The Philippine Star

Fitch affirms ratings of 8 biggest lenders

- – Lawrence Agcaoili

Internatio­nal credit rater, Fitch Ratings has affirmed its grades and outlook on eight of the country’s largest banks amid the sustained expansion of the Philippine economy.

The debt watcher affirmed the long-term issuer default ratings (IDRs) of BDO Unibank, Metropolit­an Bank & Trust Co. ( Metrobank), Bank of the Philippine Islands ( BPI), Philippine National Bank (PNB), Rizal Commercial Banking Corp. (RCBC), China Banking Corp. as well as government- run Land Bank of the Philippine­s and Developmen­t Bank of the Philippine­s (DBP).

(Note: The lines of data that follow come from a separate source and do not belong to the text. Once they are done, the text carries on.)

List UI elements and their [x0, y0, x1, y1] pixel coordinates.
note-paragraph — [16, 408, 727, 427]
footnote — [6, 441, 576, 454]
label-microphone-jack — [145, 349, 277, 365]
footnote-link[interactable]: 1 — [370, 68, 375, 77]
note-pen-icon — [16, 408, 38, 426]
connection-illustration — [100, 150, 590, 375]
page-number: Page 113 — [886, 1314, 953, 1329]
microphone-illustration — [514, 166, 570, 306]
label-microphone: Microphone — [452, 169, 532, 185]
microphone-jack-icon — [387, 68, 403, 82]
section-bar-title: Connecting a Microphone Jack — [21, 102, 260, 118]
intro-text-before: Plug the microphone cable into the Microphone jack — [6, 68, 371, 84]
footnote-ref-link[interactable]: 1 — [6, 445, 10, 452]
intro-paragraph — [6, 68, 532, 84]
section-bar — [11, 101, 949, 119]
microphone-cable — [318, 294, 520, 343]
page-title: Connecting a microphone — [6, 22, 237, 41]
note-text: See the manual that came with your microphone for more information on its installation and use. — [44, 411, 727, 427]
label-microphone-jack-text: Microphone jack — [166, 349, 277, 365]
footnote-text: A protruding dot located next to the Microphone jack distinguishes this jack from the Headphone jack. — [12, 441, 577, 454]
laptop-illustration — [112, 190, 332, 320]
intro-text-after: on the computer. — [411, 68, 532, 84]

Data from the Bangko Sentral ng Pilipinas (BSP) as of end-September 2016 ranked BDO of retail magnate Henry Sy as the largest bank in terms of assets, followed by Metrobank of taipan George Ty, Landbank, Ayala- led BPI, PNB of tobacco and airline magnate Lucio Tan, DBP, China Bank, also controlled by the Sy family and RCBC of tycoon Alfonso Yuchengco.

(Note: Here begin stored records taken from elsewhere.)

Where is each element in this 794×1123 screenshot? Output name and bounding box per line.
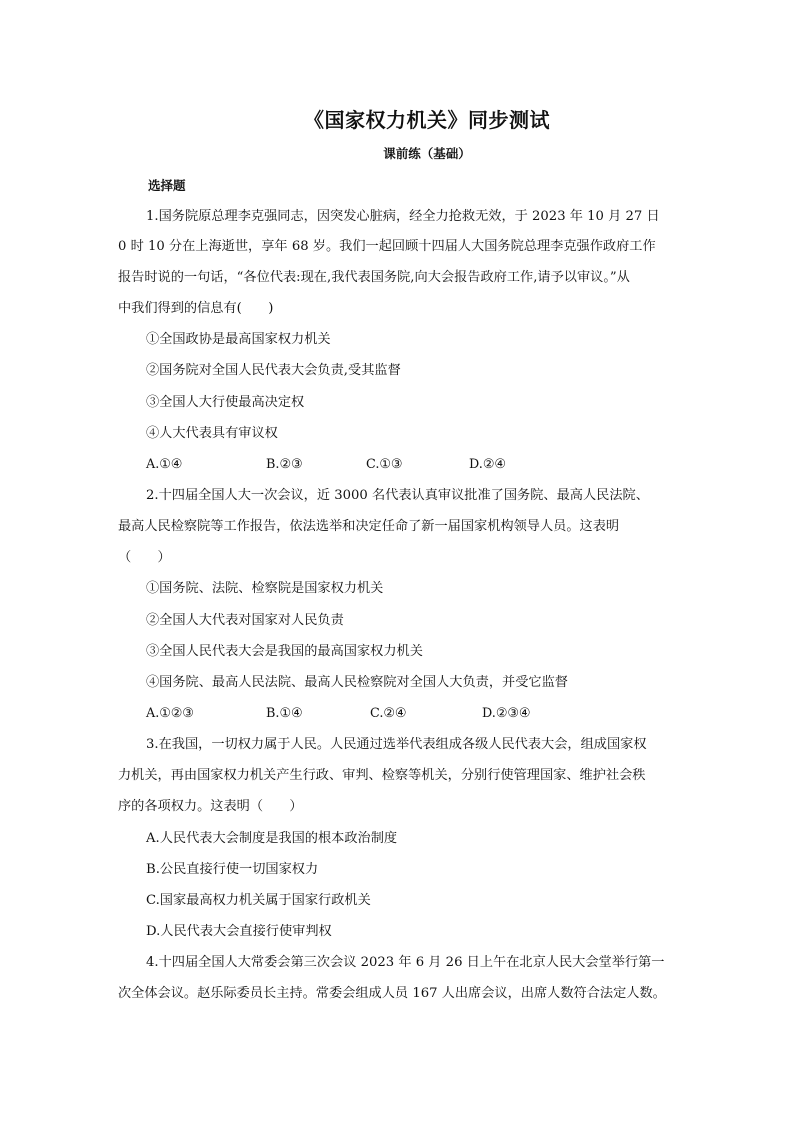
question-1-line-1: 1.国务院原总理李克强同志，因突发心脏病，经全力抢救无效，于 2023 年 10 月 27 日 [146, 209, 660, 224]
question-3-option-c: C.国家最高权力机关属于国家行政机关 [146, 893, 371, 908]
question-1-option-d: D.②④ [469, 457, 506, 472]
question-4-line-2: 次全体会议。赵乐际委员长主持。常委会组成人员 167 人出席会议，出席人数符合法定人数。 [118, 986, 666, 1001]
question-3-option-a: A.人民代表大会制度是我国的根本政治制度 [146, 831, 398, 846]
question-4-line-1: 4.十四届全国人大常委会第三次会议 2023 年 6 月 26 日上午在北京人民大会堂举行第一 [146, 955, 665, 970]
question-2-option-c: C.②④ [370, 706, 407, 721]
question-1-option-a: A.①④ [146, 457, 183, 472]
question-1-statement-3: ③全国人大行使最高决定权 [146, 395, 305, 410]
question-2-option-d: D.②③④ [482, 706, 531, 721]
question-3-line-3: 序的各项权力。这表明（ ） [118, 799, 303, 814]
question-2-line-2: 最高人民检察院等工作报告，依法选举和决定任命了新一届国家机构领导人员。这表明 [118, 519, 620, 534]
question-1-statement-4: ④人大代表具有审议权 [146, 426, 278, 441]
document-title: 《国家权力机关》同步测试 [304, 108, 550, 132]
question-2-statement-4: ④国务院、最高人民法院、最高人民检察院对全国人大负责，并受它监督 [146, 675, 568, 690]
question-1-statement-1: ①全国政协是最高国家权力机关 [146, 332, 331, 347]
question-2-statement-2: ②全国人大代表对国家对人民负责 [146, 613, 344, 628]
question-1-line-3: 报告时说的一句话，“各位代表:现在,我代表国务院,向大会报告政府工作,请予以审议。”从 [118, 270, 630, 285]
question-3-line-2: 力机关，再由国家权力机关产生行政、审判、检察等机关，分别行使管理国家、维护社会秩 [118, 768, 646, 783]
question-3-line-1: 3.在我国，一切权力属于人民。人民通过选举代表组成各级人民代表大会，组成国家权 [146, 737, 647, 752]
question-2-line-1: 2.十四届全国人大一次会议，近 3000 名代表认真审议批准了国务院、最高人民法院、 [146, 488, 649, 503]
document-subtitle: 课前练（基础） [383, 146, 471, 161]
question-3-option-d: D.人民代表大会直接行使审判权 [146, 924, 332, 939]
section-heading: 选择题 [148, 178, 186, 193]
question-1-option-b: B.②③ [266, 457, 303, 472]
question-2-line-3: （ ） [118, 550, 171, 565]
question-3-option-b: B.公民直接行使一切国家权力 [146, 862, 319, 877]
question-2-option-a: A.①②③ [146, 706, 194, 721]
question-1-statement-2: ②国务院对全国人民代表大会负责,受其监督 [146, 363, 401, 378]
question-1-option-c: C.①③ [366, 457, 403, 472]
question-2-statement-1: ①国务院、法院、检察院是国家权力机关 [146, 581, 384, 596]
question-2-statement-3: ③全国人民代表大会是我国的最高国家权力机关 [146, 644, 423, 659]
question-2-option-b: B.①④ [266, 706, 303, 721]
question-1-line-4: 中我们得到的信息有( ) [118, 301, 274, 316]
question-1-line-2: 0 时 10 分在上海逝世，享年 68 岁。我们一起回顾十四届人大国务院总理李克强作政府工作 [118, 239, 656, 254]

The ‘BBB-“rating - minimum investment grade – was retained for BDO, Metrobank, and BPI reflecting their strong domestic franchises, diverse revenue streams and adequate risk-management frameworks that would help to underpin their steady asset quality, above-average profitabil­ity and healthy balance sheet buffers.

BPI's ratings also give credit for its historical­ly prudent risk appetite, and superior profitabil­ity and funding and liquidity metrics.

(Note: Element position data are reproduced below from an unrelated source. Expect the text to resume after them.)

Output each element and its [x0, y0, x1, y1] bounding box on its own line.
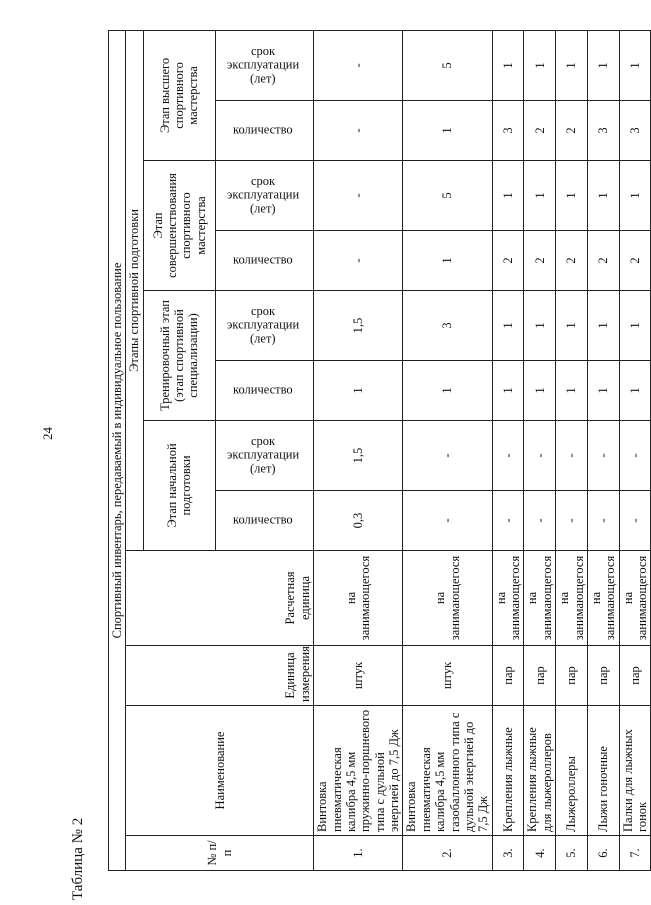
- subheader-quantity-text: количество: [232, 252, 293, 267]
- row-term: 1,5: [314, 421, 403, 491]
- header-calc-unit: Расчетная единица: [126, 551, 314, 646]
- subheader-term-text: срок эксплуатации (лет): [226, 433, 299, 476]
- subheader-term: [215, 421, 313, 491]
- row-number: 3.: [492, 836, 524, 871]
- subheader-quantity-text: количество: [232, 512, 293, 527]
- row-quantity: 2: [556, 101, 588, 161]
- row-quantity: 1: [403, 361, 492, 421]
- row-quantity: 1: [524, 361, 556, 421]
- row-term: -: [314, 161, 403, 231]
- row-quantity: 2: [619, 231, 651, 291]
- row-quantity: 1: [556, 361, 588, 421]
- row-term: 1: [619, 291, 651, 361]
- row-number: 1.: [314, 836, 403, 871]
- row-term: -: [314, 30, 403, 100]
- row-quantity: 1: [492, 361, 524, 421]
- row-quantity: -: [619, 491, 651, 551]
- row-term: 1: [524, 30, 556, 100]
- row-unit: пар: [492, 646, 524, 706]
- row-name: Винтовка пневматическая калибра 4,5 мм пружинно-поршневого типа с дульной энергией до 7,5 Дж: [314, 706, 403, 836]
- header-stage-training: Тренировочный этап (этап спортивной специализации): [143, 291, 215, 421]
- row-calc-unit: на занимающегося: [619, 551, 651, 646]
- row-term: 1: [556, 30, 588, 100]
- header-stage-highest: Этап высшего спортивного мастерства: [143, 30, 215, 160]
- page-number: 24: [40, 427, 55, 440]
- row-name: Лыжи гоночные: [587, 706, 619, 836]
- row-name: Крепления лыжные для лыжероллеров: [524, 706, 556, 836]
- row-quantity: -: [403, 491, 492, 551]
- row-term: 1: [492, 161, 524, 231]
- row-number: 6.: [587, 836, 619, 871]
- subheader-term: [215, 30, 313, 100]
- row-term: -: [556, 421, 588, 491]
- subheader-term-text: срок эксплуатации (лет): [226, 43, 299, 86]
- header-stages: Этапы спортивной подготовки: [126, 30, 143, 550]
- row-term: 1: [524, 161, 556, 231]
- row-number: 5.: [556, 836, 588, 871]
- row-quantity: -: [492, 491, 524, 551]
- row-name: Лыжероллеры: [556, 706, 588, 836]
- row-quantity: 1: [403, 231, 492, 291]
- subheader-quantity: [215, 361, 313, 421]
- row-term: 1: [556, 291, 588, 361]
- table-label: Таблица № 2: [70, 817, 86, 900]
- header-stage-initial: Этап начальной подготовки: [143, 421, 215, 551]
- row-term: 1: [556, 161, 588, 231]
- row-quantity: 1: [587, 361, 619, 421]
- row-term: -: [492, 421, 524, 491]
- row-quantity: -: [314, 101, 403, 161]
- row-term: -: [619, 421, 651, 491]
- row-unit: пар: [619, 646, 651, 706]
- row-unit: штук: [403, 646, 492, 706]
- row-term: 1: [587, 30, 619, 100]
- row-calc-unit: на занимающегося: [524, 551, 556, 646]
- row-quantity: 1: [314, 361, 403, 421]
- row-quantity: -: [314, 231, 403, 291]
- subheader-quantity: [215, 491, 313, 551]
- row-quantity: 1: [619, 361, 651, 421]
- row-term: 1,5: [314, 291, 403, 361]
- row-term: 3: [403, 291, 492, 361]
- row-term: 5: [403, 30, 492, 100]
- table-row: [587, 30, 619, 870]
- row-quantity: 3: [587, 101, 619, 161]
- row-term: 5: [403, 161, 492, 231]
- row-quantity: -: [587, 491, 619, 551]
- row-number: 2.: [403, 836, 492, 871]
- row-quantity: 2: [587, 231, 619, 291]
- table-row: [403, 30, 492, 870]
- row-calc-unit: на занимающегося: [314, 551, 403, 646]
- table-row: [619, 30, 651, 870]
- row-term: 1: [492, 30, 524, 100]
- row-term: 1: [524, 291, 556, 361]
- row-quantity: -: [556, 491, 588, 551]
- row-term: 1: [587, 291, 619, 361]
- row-quantity: 3: [492, 101, 524, 161]
- row-quantity: 3: [619, 101, 651, 161]
- row-quantity: -: [524, 491, 556, 551]
- subheader-quantity-text: количество: [232, 122, 293, 137]
- table-row: [492, 30, 524, 870]
- row-term: -: [524, 421, 556, 491]
- row-number: 7.: [619, 836, 651, 871]
- row-term: 1: [492, 291, 524, 361]
- table-row: [556, 30, 588, 870]
- row-name: Палки для лыжных гонок: [619, 706, 651, 836]
- subheader-quantity: [215, 101, 313, 161]
- row-term: 1: [587, 161, 619, 231]
- row-term: -: [403, 421, 492, 491]
- row-quantity: 0,3: [314, 491, 403, 551]
- row-quantity: 2: [492, 231, 524, 291]
- header-number: № п/п: [126, 836, 314, 871]
- header-unit: Единица измерения: [126, 646, 314, 706]
- row-unit: штук: [314, 646, 403, 706]
- subheader-quantity: [215, 231, 313, 291]
- row-quantity: 2: [556, 231, 588, 291]
- row-quantity: 1: [403, 101, 492, 161]
- row-calc-unit: на занимающегося: [587, 551, 619, 646]
- table-title: Спортивный инвентарь, передаваемый в индивидуальное пользование: [109, 30, 126, 870]
- header-stage-improvement: Этап совершенствования спортивного мастерства: [143, 161, 215, 291]
- rotated-table-container: [108, 31, 649, 871]
- table-row: [524, 30, 556, 870]
- row-calc-unit: на занимающегося: [403, 551, 492, 646]
- header-name: Наименование: [126, 706, 314, 836]
- row-calc-unit: на занимающегося: [492, 551, 524, 646]
- row-unit: пар: [556, 646, 588, 706]
- subheader-term-text: срок эксплуатации (лет): [226, 173, 299, 216]
- row-term: -: [587, 421, 619, 491]
- subheader-term-text: срок эксплуатации (лет): [226, 303, 299, 346]
- row-term: 1: [619, 161, 651, 231]
- row-name: Крепления лыжные: [492, 706, 524, 836]
- row-name: Винтовка пневматическая калибра 4,5 мм газобаллонного типа с дульной энергией до 7,5 Дж: [403, 706, 492, 836]
- row-quantity: 2: [524, 101, 556, 161]
- inventory-table: [108, 30, 651, 871]
- row-term: 1: [619, 30, 651, 100]
- row-unit: пар: [524, 646, 556, 706]
- row-quantity: 2: [524, 231, 556, 291]
- row-unit: пар: [587, 646, 619, 706]
- subheader-term: [215, 291, 313, 361]
- subheader-term: [215, 161, 313, 231]
- row-calc-unit: на занимающегося: [556, 551, 588, 646]
- row-number: 4.: [524, 836, 556, 871]
- subheader-quantity-text: количество: [232, 382, 293, 397]
- table-row: [314, 30, 403, 870]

Fitch maintained the speculativ­e ‘ BB+’ rating of PNB, China Bank and RCBC after showing a greater appetite for growth in recent years as they seek to gain scale and share,.

Fitch expects PNB, China Bank and RCBC that account moderate market shares of around three to six percent by loans, assets and deposits would display broadly stable asset quality and profitabil­ity backed by acceptable risk controls as they grow.

The rating agency said the profitabil­ity of the three largest banks is generally better than that of the midtier banks.

“We attribute this to their greater scale and more diverse business models - they have broader recurring noninteres­t income streams,” it said.

In contrast, Fitch cited trading gains have comprised a larger share of the revenues of PNB and RCBC on average over the past few years.

“This share has declined more recently relative to the highs in 2012, and we expect both banks to continue to emphasize recurring revenue generation in the medium term.”